Maine winters take brutal toll on water mains

Brutal Maine winters take their toll on water systems, causing water main breaks like this one in Portland last July. Photo by Gabe Souza, Portland Press Herald.

The Portland Water District is not part of Maine Water, but its service area is just to the northeast of communities we serve, Biddeford, Saco Old Orchard and Scarborough. The Portland Press Herald published a story today about the Portland Water District’s intent to raise water rates so that it can replace aging pipes. It’s also going to launch an advertising campaign to educate customers about how they get clean drinking water.

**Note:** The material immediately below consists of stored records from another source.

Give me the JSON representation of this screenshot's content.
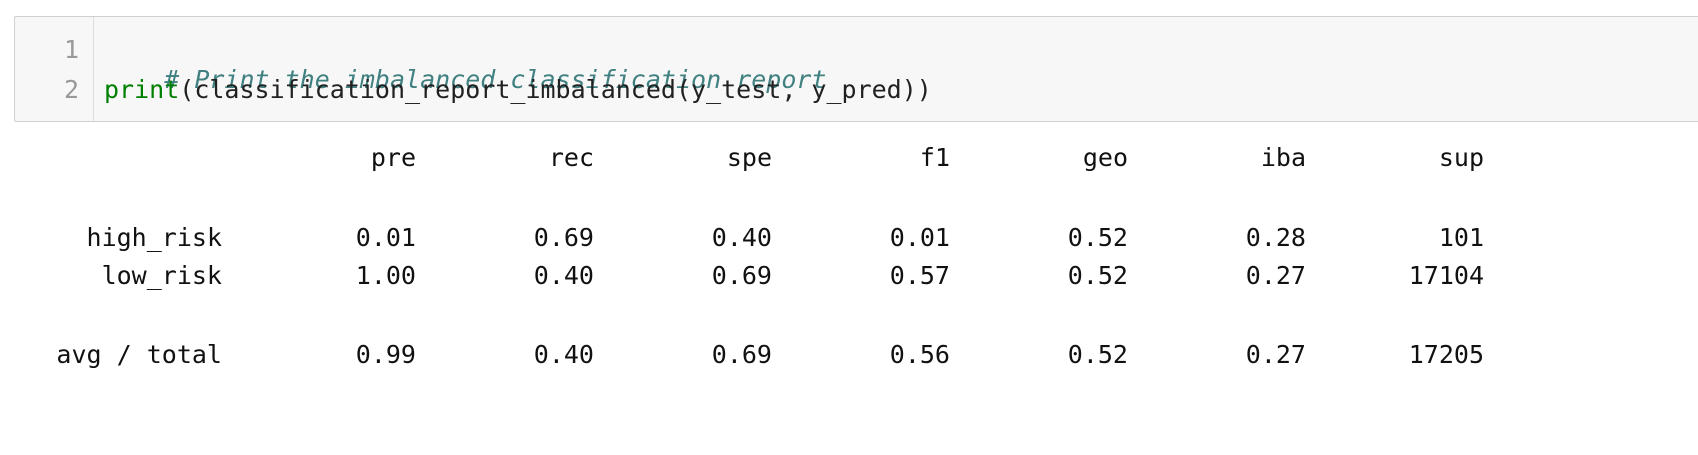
{
  "code": {
    "line_numbers": [
      "1",
      "2"
    ],
    "comment": "# Print the imbalanced classification report",
    "builtin": "print",
    "call_rest": "(classification_report_imbalanced(y_test, y_pred))"
  },
  "report": {
    "headers": [
      "pre",
      "rec",
      "spe",
      "f1",
      "geo",
      "iba",
      "sup"
    ],
    "rows": [
      {
        "label": "high_risk",
        "values": [
          "0.01",
          "0.69",
          "0.40",
          "0.01",
          "0.52",
          "0.28",
          "101"
        ]
      },
      {
        "label": "low_risk",
        "values": [
          "1.00",
          "0.40",
          "0.69",
          "0.57",
          "0.52",
          "0.27",
          "17104"
        ]
      },
      {
        "label": "avg / total",
        "values": [
          "0.99",
          "0.40",
          "0.69",
          "0.56",
          "0.52",
          "0.27",
          "17205"
        ]
      }
    ]
  }
}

Like other water systems throughout the Northeast, many of the Portland Water District’s pipes are over 100 years old, and are failing due to the effects of more than 100 brutal Maine winters. Last year Portland experienced a catastrophic failure when a water main broke and spewed 20,000 gallons of water per minute for 20 minutes. They’ve had 94 water main breaks this year, an increase over the 80 they has last year.

Reporter Randy Billings wrote that “the U.S. Environmental Protection Agency’s 2013 Drinking Water Infrastructure Needs Survey and Assessment estimates that a $384 billion investment will be needed nationwide over the next 20 years to maintain clean and safe public drinking water. In Maine, that investment is expected to be nearly $1.8 billion, according to the EPA.”

Aging infrastructure is something Maine Water certainly understands, because we deal with it on a daily basis in all the Maine communities we serve. We wish the Portland Water District the best as it tackles this complex and vexing challenge.